Giró se enfrenta a la CUP

Una aproximación a los antisistema de la que no participa el consejero de Economía, Jaume Giró, que protagonizó un agrio debate con la portavoz de la CUP. Giró se refirió a las menciones de la CUP a Trosky, cuando se vanaglorian de haber «lanzado a la papelera de la historia» a Artur Mas.

«Quizá en vez de enviar tantas cosas a la papelera de la historia tendrían que empezar a aprovecharlas o mejorarlas, que es lo que hacen todos los políticos que además de convicciones tienen responsabilidades» criticó el ex directivo de LaCaixa, que se enzarzó también con los antisistema a cuenta de la «sociovergencia».

Los presupuestos «no son una palanca para la revolución, negociar es dialogar con vocación real de llegar a acuerdo y sobre todo ser consciente de tu representatividad»
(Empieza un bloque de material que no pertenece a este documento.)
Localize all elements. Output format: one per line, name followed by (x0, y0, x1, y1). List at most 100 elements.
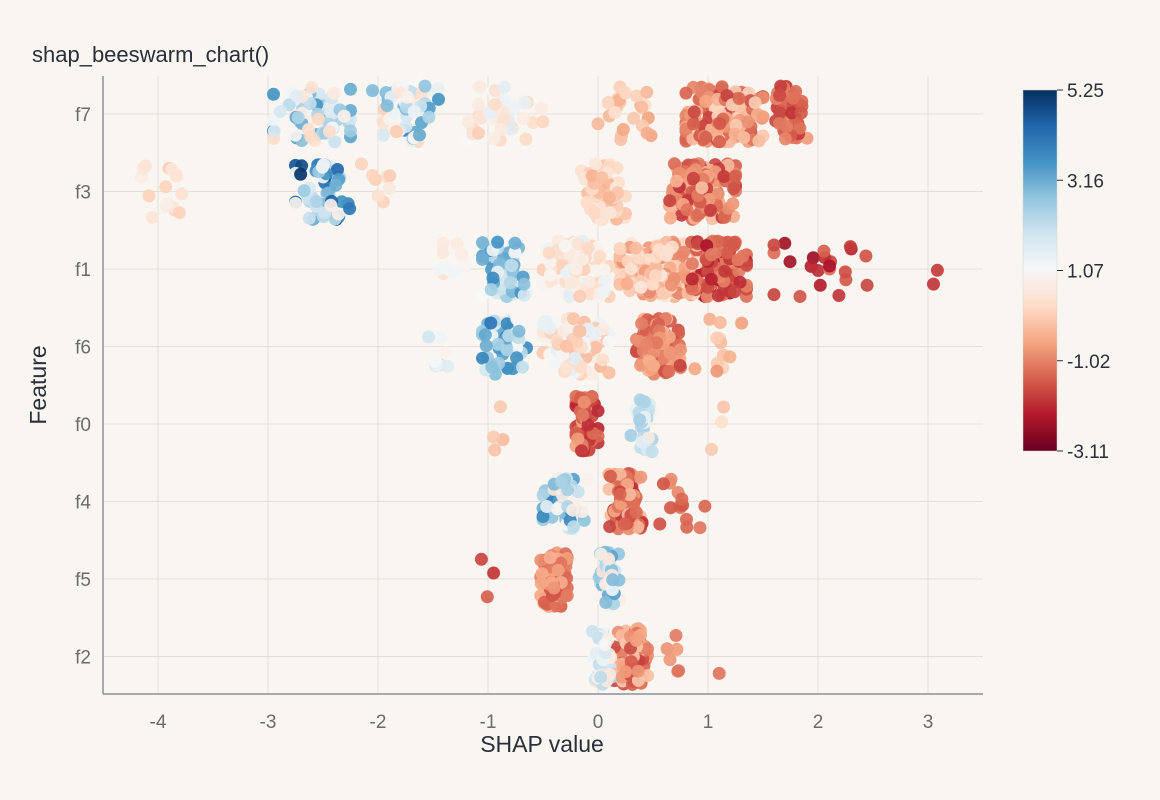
data-point (542, 246, 556, 260)
data-point (794, 106, 808, 120)
data-point (631, 520, 645, 534)
data-point (680, 203, 694, 217)
data-point (629, 633, 643, 647)
data-point (502, 329, 516, 343)
data-point (647, 359, 660, 373)
data-point (659, 248, 673, 262)
data-point (503, 276, 517, 290)
data-point (297, 184, 311, 198)
data-point (591, 117, 605, 131)
data-point (630, 89, 644, 103)
data-point (473, 80, 487, 94)
x-tick-labels: -4 -3 -2 -1 0 1 2 3 (150, 712, 934, 733)
data-point (585, 169, 599, 183)
data-point (627, 111, 641, 125)
data-point (559, 339, 573, 353)
data-point (649, 250, 663, 264)
data-point (717, 400, 731, 414)
data-point (535, 567, 549, 581)
data-point (633, 251, 647, 265)
x-tick-label: 0 (593, 712, 604, 733)
data-point (704, 203, 718, 217)
data-point (433, 330, 447, 344)
data-point (602, 552, 616, 566)
data-point (328, 135, 342, 149)
data-point (638, 395, 651, 409)
data-point (498, 93, 512, 107)
data-point (534, 577, 548, 590)
data-point (267, 87, 280, 101)
data-point (547, 581, 561, 595)
data-point (558, 239, 572, 253)
data-point (488, 443, 502, 457)
data-point (441, 359, 454, 373)
data-point (175, 187, 189, 201)
data-point (567, 312, 581, 326)
data-point (316, 158, 330, 172)
data-point (536, 115, 550, 129)
data-point (485, 360, 499, 374)
data-point (510, 351, 524, 365)
data-point (382, 181, 396, 195)
data-point (476, 351, 489, 365)
data-point (507, 102, 521, 115)
data-point (736, 249, 750, 263)
colorbar-tick-label: -1.02 (1067, 352, 1110, 373)
data-point (624, 429, 638, 442)
data-point (838, 265, 852, 279)
data-point (690, 209, 704, 223)
data-point (624, 262, 638, 276)
data-point (566, 503, 580, 517)
data-point (479, 339, 493, 353)
colorbar-tick-label: 3.16 (1067, 171, 1104, 192)
data-point (323, 125, 336, 139)
data-point (705, 442, 718, 456)
data-point (713, 316, 727, 329)
data-point (635, 100, 649, 114)
data-point (588, 157, 602, 171)
data-point (145, 210, 159, 224)
data-point (577, 395, 591, 409)
data-point (327, 86, 341, 100)
data-point (436, 237, 450, 250)
data-point (685, 282, 699, 296)
data-point (732, 92, 746, 105)
data-point (576, 252, 590, 266)
data-point (159, 180, 173, 194)
data-point (332, 207, 346, 221)
data-point (494, 123, 508, 136)
data-point (783, 255, 797, 269)
data-point (329, 178, 343, 192)
axes (102, 76, 983, 695)
data-point (588, 327, 602, 340)
data-point (560, 589, 574, 603)
data-point (491, 235, 505, 249)
data-point (273, 105, 287, 118)
y-tick-labels: f7 f3 f1 f6 f0 f4 f5 f2 (75, 105, 91, 669)
data-point (712, 666, 726, 680)
data-point (172, 206, 186, 220)
data-point (515, 79, 529, 93)
data-point (486, 271, 500, 285)
data-point (686, 171, 700, 185)
data-point (432, 82, 445, 95)
data-point (517, 277, 531, 291)
data-point (282, 98, 296, 112)
data-point (664, 278, 678, 292)
data-point (669, 629, 683, 642)
data-point (767, 238, 781, 252)
data-point (674, 343, 687, 357)
data-point (543, 268, 557, 282)
data-point (432, 92, 445, 106)
data-point (640, 126, 654, 140)
data-point (580, 473, 594, 487)
data-point (599, 596, 613, 609)
data-point (413, 128, 426, 142)
data-point (748, 96, 762, 110)
data-point (383, 169, 397, 183)
data-point (493, 400, 507, 414)
data-point (711, 289, 725, 303)
data-point (778, 132, 792, 146)
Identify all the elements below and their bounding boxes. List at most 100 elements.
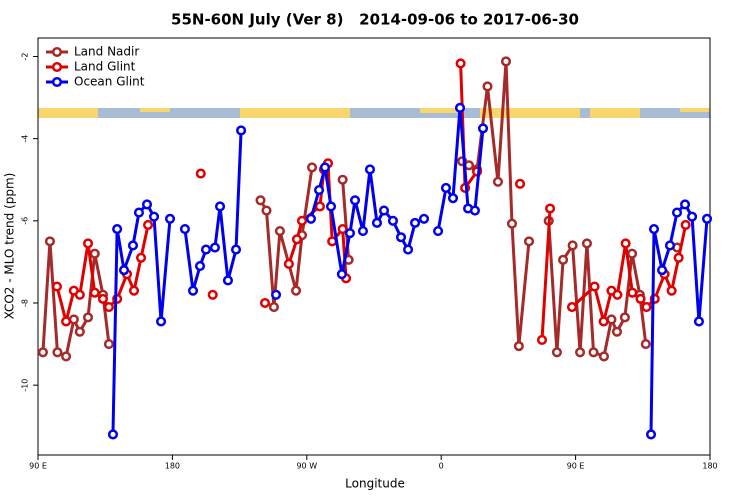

La sociovergencia «no existe desde hace tiempo, implosionó como tantas otras cosas con el procés» aseveró Giró. «Lo que representaba ya no existe, lo que sí existe es un ámbito político que huye de los extremos y de posiciones maximalistas». El consejero de JxCat, visiblemente molesto tras sus intentos de negociación con la CUP, les recordó que en los Estados de nuestro entorno «se combina iniciativa privada con la provisión pública de servicios básicos».

Los presupuestos «no son una palanca para la revolución sino instrumento para mejora continuada» añadió Giró, señalando que negociar significa «dialogar con vocación real de llegar a acuerdo» y «sobre todo» ser consciente de la «representatividad con la que cada cual se sienta en la mesa de negociación».

La sociovergencia existe

Las críticas de Giró hicieron mella en la CUP, cuya portavoz, Eulalia Reguant, defendió que sí existe la «sociovergencia», vigente a su juicio en los macro proyectos como el Hard Rock de Tarragona o los Juegos Olímpicos de Inverno que CiU pactó en su día con el PSC y JxCat sigue defendiendo.

«Entraré solo en lo que yo he decidido que es estimulante intelectualmente» advirtió al iniciar su respuesta a Giró. «La sociovergencia existe, puede no existir convergencia pero sí sus grandes proyectos» advirtió, acusando al Govern de mantener su apoyo al proyecto de centro recreativo en Salou porque «quieren salvar a laCaixa allá».

Reguant dio la razón a Giró en que su enmienda a la totalidad «va más allá de los presupuestos, enmendamos la legislatura». Y se preguntó cual es la postura de JxCat, que «a ratos parece» dispuesta a romper con ERC por la dirección emprendida por el Govern.